Family time, especially in summers, is often taking smoothies to the teams, pre- or postgame. “It’s a great way to get the whole family together,” says Megan, for whom smoothies are a bit of a departure from her career as a physical therapist with Sacred Heart’s Orthopedic Sports and Spine Therapy in Eugene. “We’ve had a good time with it.” And the smoothie gig supplies the family with plenty of shared moments and memories. “One lacrosse game, it started snowing,” Megan remembers. “And there we were waiting to hand out smoothies.”
To the family, he’s Dad, but around the UO athletic department, he’s “that smoothie guy.” As in, “where’s that smoothie guy?” which is what one of the equipment managers asks shortly before practice ends.

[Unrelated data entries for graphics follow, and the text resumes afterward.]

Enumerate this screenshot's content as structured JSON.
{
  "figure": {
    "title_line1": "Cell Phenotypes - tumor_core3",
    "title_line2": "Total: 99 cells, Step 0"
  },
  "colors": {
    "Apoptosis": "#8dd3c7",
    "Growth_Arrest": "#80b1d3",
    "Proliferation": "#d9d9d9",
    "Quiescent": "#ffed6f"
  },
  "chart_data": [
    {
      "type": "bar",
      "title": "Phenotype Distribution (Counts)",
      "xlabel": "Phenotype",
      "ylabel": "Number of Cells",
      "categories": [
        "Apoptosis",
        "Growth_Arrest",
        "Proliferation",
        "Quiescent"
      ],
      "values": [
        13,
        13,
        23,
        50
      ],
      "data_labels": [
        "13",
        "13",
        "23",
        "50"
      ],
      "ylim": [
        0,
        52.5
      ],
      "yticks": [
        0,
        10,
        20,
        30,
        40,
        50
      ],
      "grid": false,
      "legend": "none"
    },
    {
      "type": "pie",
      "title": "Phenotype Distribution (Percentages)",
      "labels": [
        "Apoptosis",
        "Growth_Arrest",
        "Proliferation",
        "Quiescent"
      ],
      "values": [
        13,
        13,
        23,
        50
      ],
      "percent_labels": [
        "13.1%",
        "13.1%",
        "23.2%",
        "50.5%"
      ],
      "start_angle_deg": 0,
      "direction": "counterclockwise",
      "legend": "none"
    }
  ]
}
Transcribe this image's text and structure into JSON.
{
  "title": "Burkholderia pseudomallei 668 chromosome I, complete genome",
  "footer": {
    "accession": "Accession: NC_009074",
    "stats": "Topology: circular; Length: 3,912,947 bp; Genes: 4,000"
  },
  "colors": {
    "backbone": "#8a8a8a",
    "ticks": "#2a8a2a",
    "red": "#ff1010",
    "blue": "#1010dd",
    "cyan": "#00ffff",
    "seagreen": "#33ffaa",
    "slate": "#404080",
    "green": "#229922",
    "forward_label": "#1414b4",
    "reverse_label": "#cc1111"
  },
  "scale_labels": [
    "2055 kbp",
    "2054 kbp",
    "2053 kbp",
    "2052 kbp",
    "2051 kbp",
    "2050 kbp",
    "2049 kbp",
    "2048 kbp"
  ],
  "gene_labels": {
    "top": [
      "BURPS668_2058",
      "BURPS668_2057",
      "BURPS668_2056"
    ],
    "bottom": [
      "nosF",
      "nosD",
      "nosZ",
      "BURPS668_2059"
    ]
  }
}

Gary’s there, having filled three large Igloo ice chests with smoothies and ice and hefted them into the back of his dark blue Dodge pickup. He takes a prime spot near the Moshofsky Center, wheels the coolers in on a hand truck, and then runs back to grab a folding table. The smoothies stay in their coolers while he waits right outside the tunnel. Practice is running late, and he wants them to stay frozen. He waits patiently, waving or saying hello to just about everyone who comes by.
Then it’s show time.
A steady stream of football players, coaches, and other staff members emerge from Autzen, walk by the table, and grab a frozen treat. “Wait till you see them,” Bertelsen says. “On TV they all look so big. But they’re just young guys.”
“Thank you, sir.”
“Hey! My favorite part of the week, right there. Thanks, man.”
“What’s good? Ok, thanks. Thank you, sir!”
There are only a few variations on this theme—a couple fist bumps, a couple thumbs up—but despite a grueling practice in the rain, every last player seems to be smiling.
And, Gary’s comments aside, some of the team members are just as big, if not bigger, than they appear on TV. Senior Jordan Holmes, a 6-foot 5-inch, 300-pound offensive lineman for the Ducks, for example. He’s tried all the flavors. Today it’s orange creamsicle, his favorite. Holmes loves the smoothies because they’re cold and he knows they’re good for him. “They’re refreshing, and pretty much delicious,” he says.
Coach Chip Kelly is among the last coming out of Autzen, after supervising end-of-practice drills. Only a few lonely smoothies remain, melting in their cups and leaving rings of condensation on the table. Bertelsen reaches into the cooler and hands the coach his very own, still frozen—triple berry with a green straw, as always. Coach Kelly takes the smoothie, thanks Bertelsen, and heads over to talk with a group of reporters standing by.
When asked how many smoothies he’s made for UO athletic teams in total, Gary laughs—there’s no way he could count, he says.